Un exemple qui montre la nécessité pour le Daf de n'être plus seulement un " business partner " mais un " story teller " : il ne doit plus uniquement apporter la bonne information financière, les bons chiffres, mais leur faire raconter une histoire, celle de l'entreprise, de façon à intéresser les éventuels partenaires financiers. " La communication financière, c'est avant tout de la communication. Cela ne peut donc pas se limiter à un compte de résultat ", souligne Jean-Yves Léger, qui distille des conseils en communication financière au sein de sa structure Lekou. Une tendance qui, selon lui va s'accélérer avec l'obligation de traiter des sujets extra-financiers. " Il s'agit de vendre l'entreprise dans sa globalité, c'est-à-dire ses résultats mais aussi ses dirigeants, ses performances financières mais aussi extra-financières, sa stratégie, ses fondements, etc... ", décrit-il. " Les chiffres doivent être reliés à une histoire, à une stratégie ", ajoute Mathieu Calleux, directeur général de l'agence Calyptus.
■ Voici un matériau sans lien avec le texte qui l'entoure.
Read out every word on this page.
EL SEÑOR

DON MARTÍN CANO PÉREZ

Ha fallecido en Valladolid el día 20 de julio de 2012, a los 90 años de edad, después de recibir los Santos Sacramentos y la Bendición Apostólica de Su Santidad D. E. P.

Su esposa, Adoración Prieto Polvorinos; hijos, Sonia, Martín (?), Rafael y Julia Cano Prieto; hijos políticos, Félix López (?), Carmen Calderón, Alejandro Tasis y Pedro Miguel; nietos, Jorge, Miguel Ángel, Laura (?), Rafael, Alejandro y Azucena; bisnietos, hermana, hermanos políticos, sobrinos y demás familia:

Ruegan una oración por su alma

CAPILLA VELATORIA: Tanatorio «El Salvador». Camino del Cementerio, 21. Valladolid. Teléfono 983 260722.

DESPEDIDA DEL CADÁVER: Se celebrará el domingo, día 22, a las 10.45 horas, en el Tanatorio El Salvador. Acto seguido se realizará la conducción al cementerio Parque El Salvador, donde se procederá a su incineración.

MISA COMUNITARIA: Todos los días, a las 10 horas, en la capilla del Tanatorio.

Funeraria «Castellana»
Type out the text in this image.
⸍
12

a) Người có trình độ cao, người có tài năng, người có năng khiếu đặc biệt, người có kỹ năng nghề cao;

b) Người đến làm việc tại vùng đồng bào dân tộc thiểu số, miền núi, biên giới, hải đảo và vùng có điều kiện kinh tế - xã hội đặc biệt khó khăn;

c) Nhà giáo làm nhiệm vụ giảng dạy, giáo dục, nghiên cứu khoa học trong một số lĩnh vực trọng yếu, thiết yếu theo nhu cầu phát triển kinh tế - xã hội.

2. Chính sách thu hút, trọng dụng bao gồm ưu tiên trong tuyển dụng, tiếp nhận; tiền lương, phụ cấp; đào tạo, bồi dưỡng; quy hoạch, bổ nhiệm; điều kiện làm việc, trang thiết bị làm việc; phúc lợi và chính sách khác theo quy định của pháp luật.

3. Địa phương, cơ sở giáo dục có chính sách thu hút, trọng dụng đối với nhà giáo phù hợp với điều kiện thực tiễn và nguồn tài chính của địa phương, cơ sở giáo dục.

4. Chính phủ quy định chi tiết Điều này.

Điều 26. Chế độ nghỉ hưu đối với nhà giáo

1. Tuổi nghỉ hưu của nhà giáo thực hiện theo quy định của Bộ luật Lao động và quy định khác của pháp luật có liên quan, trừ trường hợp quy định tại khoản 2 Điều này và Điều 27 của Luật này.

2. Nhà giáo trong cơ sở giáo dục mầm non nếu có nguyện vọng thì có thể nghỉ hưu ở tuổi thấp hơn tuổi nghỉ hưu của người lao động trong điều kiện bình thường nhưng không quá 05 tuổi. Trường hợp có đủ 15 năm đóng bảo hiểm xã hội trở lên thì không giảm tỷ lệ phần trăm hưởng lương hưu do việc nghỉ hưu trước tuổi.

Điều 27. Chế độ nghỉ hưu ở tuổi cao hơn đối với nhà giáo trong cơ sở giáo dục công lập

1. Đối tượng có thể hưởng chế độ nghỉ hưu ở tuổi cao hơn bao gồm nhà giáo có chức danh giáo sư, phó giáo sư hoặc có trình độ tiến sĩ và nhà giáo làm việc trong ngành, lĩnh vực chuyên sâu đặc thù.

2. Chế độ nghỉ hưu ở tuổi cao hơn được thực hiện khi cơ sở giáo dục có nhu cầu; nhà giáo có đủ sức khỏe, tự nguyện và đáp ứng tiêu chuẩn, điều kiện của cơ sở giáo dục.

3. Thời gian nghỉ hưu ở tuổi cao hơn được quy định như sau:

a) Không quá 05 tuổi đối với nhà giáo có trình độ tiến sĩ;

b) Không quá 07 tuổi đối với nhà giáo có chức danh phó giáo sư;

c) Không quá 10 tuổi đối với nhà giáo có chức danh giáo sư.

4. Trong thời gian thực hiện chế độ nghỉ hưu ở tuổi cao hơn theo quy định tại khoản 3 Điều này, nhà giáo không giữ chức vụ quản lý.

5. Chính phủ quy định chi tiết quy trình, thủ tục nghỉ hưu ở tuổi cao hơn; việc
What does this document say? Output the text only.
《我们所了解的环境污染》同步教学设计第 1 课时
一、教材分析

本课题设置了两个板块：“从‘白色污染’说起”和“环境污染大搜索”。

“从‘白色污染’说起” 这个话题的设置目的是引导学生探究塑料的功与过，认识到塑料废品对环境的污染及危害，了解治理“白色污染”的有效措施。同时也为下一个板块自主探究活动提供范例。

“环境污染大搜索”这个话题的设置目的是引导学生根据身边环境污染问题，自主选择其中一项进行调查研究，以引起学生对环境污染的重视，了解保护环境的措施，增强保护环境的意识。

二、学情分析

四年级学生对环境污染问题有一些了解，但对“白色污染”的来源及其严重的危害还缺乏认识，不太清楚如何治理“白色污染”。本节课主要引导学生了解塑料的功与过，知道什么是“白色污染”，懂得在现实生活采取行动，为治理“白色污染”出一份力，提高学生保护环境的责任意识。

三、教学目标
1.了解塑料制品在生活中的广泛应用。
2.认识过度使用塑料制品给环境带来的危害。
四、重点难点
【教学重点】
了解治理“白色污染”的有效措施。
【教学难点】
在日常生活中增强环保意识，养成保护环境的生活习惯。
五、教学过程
Raconter une histoire sans mentir

Un nouveau rôle qui n'est pas forcément évident pour le Daf, plus habitué des tableaux Excel que du story telling. " Le discours sur les chiffres est naturel pour moi. J'ai en revanche dû gagner en expérience pour vendre nos projets en présentant non seulement les chiffres mais aussi notre activité, nos problématiques de marché, etc. Les banques ne sont plus seulement des prêteurs, elles sont également attachées à d'autres sujets, comme le respect des normes environnementales et la démarche de responsabilité sociétale des entreprises. Il faut aussi leur présenter, au-delà de la rentabilité, ce que notre entreprise apporte d'un point de vue technique, environnemental et comment nous répondons aux enjeux de société de notre secteur... ", rapporte François de Romémont (Deleplanque et cie).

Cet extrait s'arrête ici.